Do/Does would-be non-tipper(s), robber(s), shooter(s) or sex offender(s) comes with a rating?


----------



## MasterDriver (Feb 13, 2018)

Mista T said:


> 100 on both
> 
> ** Your pax have lower ratings because some drivers have begun to wake up and rate people fairly, instead of giving everyone 5*s. This causes some pax ratings to drop, lol.


I know the driver rating on Uber (at least in New York City) is the average of the most recent 500 trips for which pax gave ratings. I think Lyft is the average of the most recent 100. Is the passenger rating the average of the most recent 100 trips on both platforms?

Anyway, it's very good that drivers are rating their passengers more honestly. I always do. I have no problem lowering ratings for even "small" problems, such as the appearance of entitlement or not being less-than-friendly. Safety issues caused by riders typically result in my automatically downrating that passenger by at least two stars (in addition to any other markdowns).



MasterDriver said:


> I know the driver rating on Uber (at least in New York City) is the average of the most recent 500 trips for which pax gave ratings.

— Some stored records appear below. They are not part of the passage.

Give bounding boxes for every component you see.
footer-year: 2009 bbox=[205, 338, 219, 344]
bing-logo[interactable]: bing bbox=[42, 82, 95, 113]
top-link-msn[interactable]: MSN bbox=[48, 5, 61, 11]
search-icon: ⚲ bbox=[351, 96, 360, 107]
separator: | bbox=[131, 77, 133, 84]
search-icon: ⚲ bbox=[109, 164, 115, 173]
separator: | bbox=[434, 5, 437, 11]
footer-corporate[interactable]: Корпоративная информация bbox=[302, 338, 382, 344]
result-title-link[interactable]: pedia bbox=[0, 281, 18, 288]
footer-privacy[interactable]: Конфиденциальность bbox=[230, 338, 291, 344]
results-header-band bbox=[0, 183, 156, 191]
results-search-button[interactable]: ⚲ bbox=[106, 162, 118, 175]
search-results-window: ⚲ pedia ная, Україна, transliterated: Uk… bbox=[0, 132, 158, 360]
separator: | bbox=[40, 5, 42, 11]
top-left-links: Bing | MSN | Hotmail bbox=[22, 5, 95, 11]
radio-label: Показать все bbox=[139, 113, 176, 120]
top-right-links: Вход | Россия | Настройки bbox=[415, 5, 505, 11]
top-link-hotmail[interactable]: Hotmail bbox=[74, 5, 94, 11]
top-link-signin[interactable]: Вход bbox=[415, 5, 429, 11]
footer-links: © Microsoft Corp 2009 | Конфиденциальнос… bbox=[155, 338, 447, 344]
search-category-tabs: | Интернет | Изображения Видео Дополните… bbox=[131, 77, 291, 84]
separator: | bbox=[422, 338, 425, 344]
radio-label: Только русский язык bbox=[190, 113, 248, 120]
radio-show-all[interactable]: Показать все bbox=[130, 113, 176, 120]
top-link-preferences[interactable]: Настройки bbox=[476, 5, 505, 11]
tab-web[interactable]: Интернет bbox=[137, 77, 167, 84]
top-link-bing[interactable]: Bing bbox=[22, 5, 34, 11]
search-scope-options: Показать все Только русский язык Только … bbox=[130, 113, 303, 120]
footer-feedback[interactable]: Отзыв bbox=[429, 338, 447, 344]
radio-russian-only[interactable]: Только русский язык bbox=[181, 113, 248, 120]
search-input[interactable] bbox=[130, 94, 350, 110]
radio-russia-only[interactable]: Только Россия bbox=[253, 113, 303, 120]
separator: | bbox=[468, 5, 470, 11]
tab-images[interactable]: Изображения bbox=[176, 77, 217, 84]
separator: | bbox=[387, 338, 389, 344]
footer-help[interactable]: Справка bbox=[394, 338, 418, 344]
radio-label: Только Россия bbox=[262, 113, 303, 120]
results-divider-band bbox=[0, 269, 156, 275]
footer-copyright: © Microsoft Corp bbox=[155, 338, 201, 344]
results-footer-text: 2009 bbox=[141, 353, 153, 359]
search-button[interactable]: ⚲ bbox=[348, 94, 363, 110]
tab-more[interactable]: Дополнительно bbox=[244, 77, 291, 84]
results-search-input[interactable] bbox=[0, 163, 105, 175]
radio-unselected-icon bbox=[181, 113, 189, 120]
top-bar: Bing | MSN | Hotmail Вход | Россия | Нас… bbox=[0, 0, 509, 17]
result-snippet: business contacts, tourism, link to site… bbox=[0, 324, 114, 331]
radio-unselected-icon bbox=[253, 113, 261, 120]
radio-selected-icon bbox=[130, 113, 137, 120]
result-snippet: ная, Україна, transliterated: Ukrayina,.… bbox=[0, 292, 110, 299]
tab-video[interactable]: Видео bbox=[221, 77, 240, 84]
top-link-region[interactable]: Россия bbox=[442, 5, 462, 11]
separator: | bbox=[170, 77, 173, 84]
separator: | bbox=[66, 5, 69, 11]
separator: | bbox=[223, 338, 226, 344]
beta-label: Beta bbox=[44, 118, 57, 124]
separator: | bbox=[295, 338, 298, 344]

I think Lyft is the average of the most recent 100. Is the passenger rating the average of the most recent 100 trips on both platforms?





mbd said:


> U/l do not want to lose pax.... pax loses his or her bad ratings in few rides, and the ratings will go up


Yes, as I figured. Uber, Lyft, et al. are willing to keep pax with low ratings, even severely low (within the context of their rating systems), because they're worried about their bottom lines. It seems that, as far as these platforms are concerned, *all* passengers are beautiful people who deserve a ride...even those with abysmal ratings of 4.4 or even 3.x.


----------